When faced with guilt or shame, many people pull away because they simply are not brave enough to face the consequences of their actions.
Estrangements can be extremely challenging to surmount, and the more time that passes, the more entrenched an estrangement can become. The walls just get higher and higher.
You had one daughter reach out on your birthday. This was an important bid for connection.
You responded by reminding her of how crushed you continue to be by her actions. While true, this would not necessarily inspire further contact.
If you do want to try to forge a connection (I’m not sure you do), then you should consider making your own bid — using neutral language and a posture of reconciliation.
Dear Amy: I am a retired woman in my late 60s who is an avid reader.
For some reason I created a rule that reading during the day is acceptable, whereas watching even a very good show or series on a streaming service is somehow the behavior of someone who has “given up” and is wasting time during the day.
I think this is because my elderly aunt would sit in her Barcalounger and watch soap operas during the day. I don’t want to turn into someone like that.
There are so many great shows now, however, and only so many hours in the evening.
I’d appreciate your thoughts.
Dear Betwixt: Thank you for giving me the opportunity to dredge up my own childhood memory. When I arrived home on the school bus, my mother would set up the ironing board (she was a homemaker at the time), and she would iron while we watched “The Edge of Night” together.
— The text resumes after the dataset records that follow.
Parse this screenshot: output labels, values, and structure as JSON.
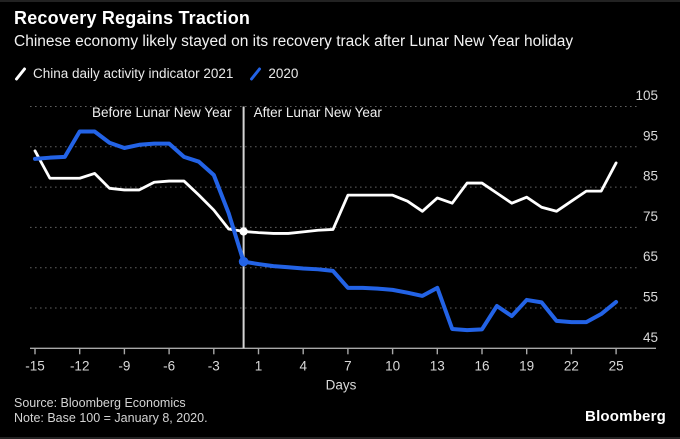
{
  "footer": {
    "source": "Source: Bloomberg Economics",
    "note": "Note: Base 100 = January 8, 2020.",
    "brand": "Bloomberg"
  },
  "chart_data": {
    "type": "line",
    "title": "Recovery Regains Traction",
    "subtitle": "Chinese economy likely stayed on its recovery track after Lunar New Year holiday",
    "x_axis_label": "Days",
    "x_days": [
      -15,
      -14,
      -13,
      -12,
      -11,
      -10,
      -9,
      -8,
      -7,
      -6,
      -5,
      -4,
      -3,
      -2,
      -1,
      1,
      2,
      3,
      4,
      5,
      6,
      7,
      8,
      9,
      10,
      11,
      12,
      13,
      14,
      15,
      16,
      17,
      18,
      19,
      20,
      21,
      22,
      23,
      24,
      25
    ],
    "x_ticks": [
      -15,
      -12,
      -9,
      -6,
      -3,
      1,
      4,
      7,
      10,
      13,
      16,
      19,
      22,
      25
    ],
    "y_ticks": [
      105,
      95,
      85,
      75,
      65,
      55,
      45
    ],
    "ylim": [
      45,
      105
    ],
    "baseline": 45,
    "grid": "horizontal-dotted",
    "legend_position": "top-left",
    "event_line_day": -1,
    "region_labels": {
      "before": "Before Lunar New Year",
      "after": "After Lunar New Year"
    },
    "series": [
      {
        "name": "China daily activity indicator 2021",
        "color": "#ffffff",
        "values": [
          94,
          87.2,
          87.2,
          87.2,
          88.4,
          84.7,
          84.3,
          84.3,
          86.2,
          86.5,
          86.5,
          83,
          79.3,
          74.6,
          74,
          73.7,
          73.5,
          73.5,
          73.9,
          74.3,
          74.5,
          83,
          83,
          83,
          83,
          81.5,
          79,
          82.3,
          81,
          86,
          86,
          83.5,
          81,
          82.5,
          80,
          79,
          81.5,
          84,
          84,
          91
        ]
      },
      {
        "name": "2020",
        "color": "#2363e6",
        "values": [
          92,
          92.3,
          92.5,
          98.8,
          98.8,
          96,
          94.7,
          95.5,
          95.8,
          95.8,
          92.5,
          91.3,
          88,
          78.5,
          66.5,
          65.9,
          65.4,
          65.1,
          64.8,
          64.6,
          64.2,
          60,
          60,
          59.8,
          59.5,
          58.8,
          58,
          60,
          49.8,
          49.5,
          49.7,
          55.5,
          53,
          57,
          56.4,
          51.8,
          51.5,
          51.5,
          53.5,
          56.5
        ]
      }
    ],
    "markers": [
      {
        "series": 0,
        "day": -1,
        "value": 74
      },
      {
        "series": 1,
        "day": -1,
        "value": 66.5
      }
    ]
  }
}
This is a practice I’ve continued. And while I do NOT iron the bedsheets (as my mother used to) I turn on streaming services while I’m doing chores.
In fact, knowing that I’m going to dive into a juicy documentary or favorite sitcom can make me actually look forward to doing the chores I used to dread.
Dear Amy: You gave perfect advice to “Wanting Some Friends,” the lonely country mom who was looking for other stay-at-home friends.
When I stayed home, the library’s “story time” was the perfect spot to be with other adults with children.
In a moment of need (with knees knocking), I announced to the group that the following week we should all meet afterward for lunch in the park.
Twenty-six years later, any one of the moms from that group would give a kidney to me if needed — that’s how deep and long our friendship is!
Dear DJB: Story time is a treasure, which promotes both literacy and friendship.